Los tres guardaron silencio, Vass'aroth se imaginó de inmediato lo dicho y cerró los ojos para pensar en otra cosa. No podía cuestionarse que fuera real o no, sabía que Haldión podía ser capaz de todo, y nunca preguntaría por ello. Pero rozaba la locura, le parecía irrisorio, asqueroso, vil y ruin.

—Lo noto, señor —respondió su guardia.

—Nada de lo que hago les parece bien, pero no me importa, ya lárguense —ordenó, mientras bailaba de nuevo. La fiesta no se detuvo la noche anterior, siguió, oculto entre la oscuridad del castillo, entre las paredes insonoras, a las faldas de los ricos.

Se levantó, cansada. Estaba consciente de que había dormido demasiado, pero el cansancio no provenía de su estado físico, sino mental.

Sus ojos abrieron ante una pared repleta de papel tapiz, le pareció viejo, insípido y repetitivo. Sus labios dolían y su cabeza también. Hasta que su mirada reposó en una silueta recostada en su cama.

La mujer dio un respingo, moviéndose con brusquedad, logrando quedar suspendida por unas cadenas que le impedían caer.

—Tranquila, mi señora —repuso Ágaros, viéndola en tan incómoda posición. Extendió su mano y la sacó sin ningún esfuerzo. Selena abrió los ojos con impresión, su fuerza no concordaba con su anatomía—. ¿Qué iba a decir? —preguntó, interrumpiéndola de sus pensamientos.

—¿Por fin va a matarme? ¿Ya tiene los huevos para hacerlo? Tan solo espero que después de matarme, le crezcan un poco.

—Qué ensañada está con el señor Hecteli, ¿No ve que está tomando las mejores decisiones para el reino? ¿Cómo puede defender y aplaudir a un ser que no tiene las preferencias biológicas normales y naturales? ¿Lo cree correcto?
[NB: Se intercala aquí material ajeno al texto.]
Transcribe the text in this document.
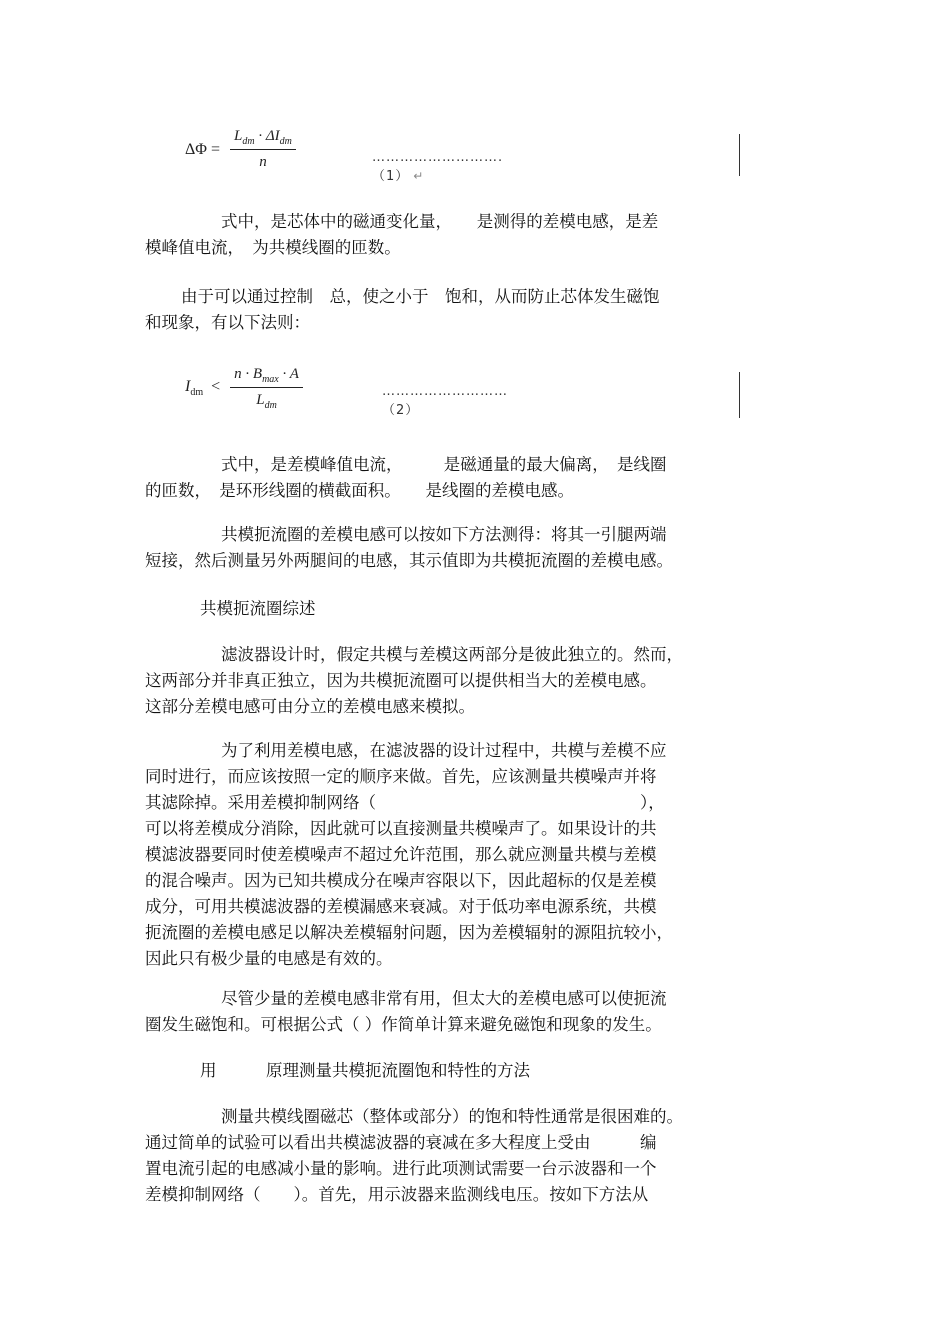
$\Delta\Phi = \frac{L_{dm} \cdot \Delta I_{dm}}{n}$	……………………….（1） ↵
式中，是芯体中的磁通变化量，　　是测得的差模电感，是差
模峰值电流，　为共模线圈的匝数。
由于可以通过控制　总，使之小于　饱和，从而防止芯体发生磁饱
和现象，有以下法则：
$I_{dm} < \frac{n \cdot B_{max} \cdot A}{L_{dm}}$	………………………（2）
式中，是差模峰值电流，　　　是磁通量的最大偏离，　是线圈
的匝数，　是环形线圈的横截面积。　　是线圈的差模电感。
共模扼流圈的差模电感可以按如下方法测得：将其一引腿两端
短接，然后测量另外两腿间的电感，其示值即为共模扼流圈的差模电感。
共模扼流圈综述
滤波器设计时，假定共模与差模这两部分是彼此独立的。然而，
这两部分并非真正独立，因为共模扼流圈可以提供相当大的差模电感。
这部分差模电感可由分立的差模电感来模拟。
为了利用差模电感，在滤波器的设计过程中，共模与差模不应
同时进行，而应该按照一定的顺序来做。首先，应该测量共模噪声并将
其滤除掉。采用差模抑制网络（　　　　　　　　　　　　　　　　），
可以将差模成分消除，因此就可以直接测量共模噪声了。如果设计的共
模滤波器要同时使差模噪声不超过允许范围，那么就应测量共模与差模
的混合噪声。因为已知共模成分在噪声容限以下，因此超标的仅是差模
成分，可用共模滤波器的差模漏感来衰减。对于低功率电源系统，共模
扼流圈的差模电感足以解决差模辐射问题，因为差模辐射的源阻抗较小，
因此只有极少量的电感是有效的。
尽管少量的差模电感非常有用，但太大的差模电感可以使扼流
圈发生磁饱和。可根据公式（ ）作简单计算来避免磁饱和现象的发生。
用　　　原理测量共模扼流圈饱和特性的方法
测量共模线圈磁芯（整体或部分）的饱和特性通常是很困难的。
通过简单的试验可以看出共模滤波器的衰减在多大程度上受由　　　编
置电流引起的电感减小量的影响。进行此项测试需要一台示波器和一个
差模抑制网络（　　）。首先，用示波器来监测线电压。按如下方法从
—Yo no puedo juzgar y decir qué es lo correcto, pero dime, ¿Tú sí te crees capaz de hacerlo? Porque yo te conozco... esa cara.

—¿Qué cosa? Le parezco a mi padre.

—¿Tu papá? No, no me quieras ver la cara de estúpida, nadie es tan parecido —sentenció, afilando sus ojos—, ni siquiera por probabilidad ni casualidad, tú eres igual, son los mismos modales, los mismos gestos, podría jurar que hasta la túnica que ahora llevas puesta, es la misma. Cuando era niña, yo te veía servir al rey Aenus... eres tú, ¿Verdad?

Ay, señora... —bufó, acariciando su mejilla para luego bajar su mano a la altura del cuello, y ahorcarla con mesura—, le explicaré algo.

—Suéltame... —susurró, perdiendo el aire.

—Si llega a decir algo de esto, solo le recordaré que usted tampoco es lo que aparenta, ¿Por qué cree que el rey la secuestró y la mantuvo en este maldito hoyo? Recuérdelo.

—No te atrevas...

—Sé dónde está tu hijo —amenazó, mirando la preocupación en el rostro ajeno—, yo sé todo, así que cállese. —Al término, Ágaros lamió los labios de Selena, logrando que la mujer se arrebatara con violencia—. Para alguien tan longevo como yo, es muy fácil conocer los pasados.

—No le hagas nada —clamó, con lágrimas presurosas—, por favor, si lo escondí fue por esto.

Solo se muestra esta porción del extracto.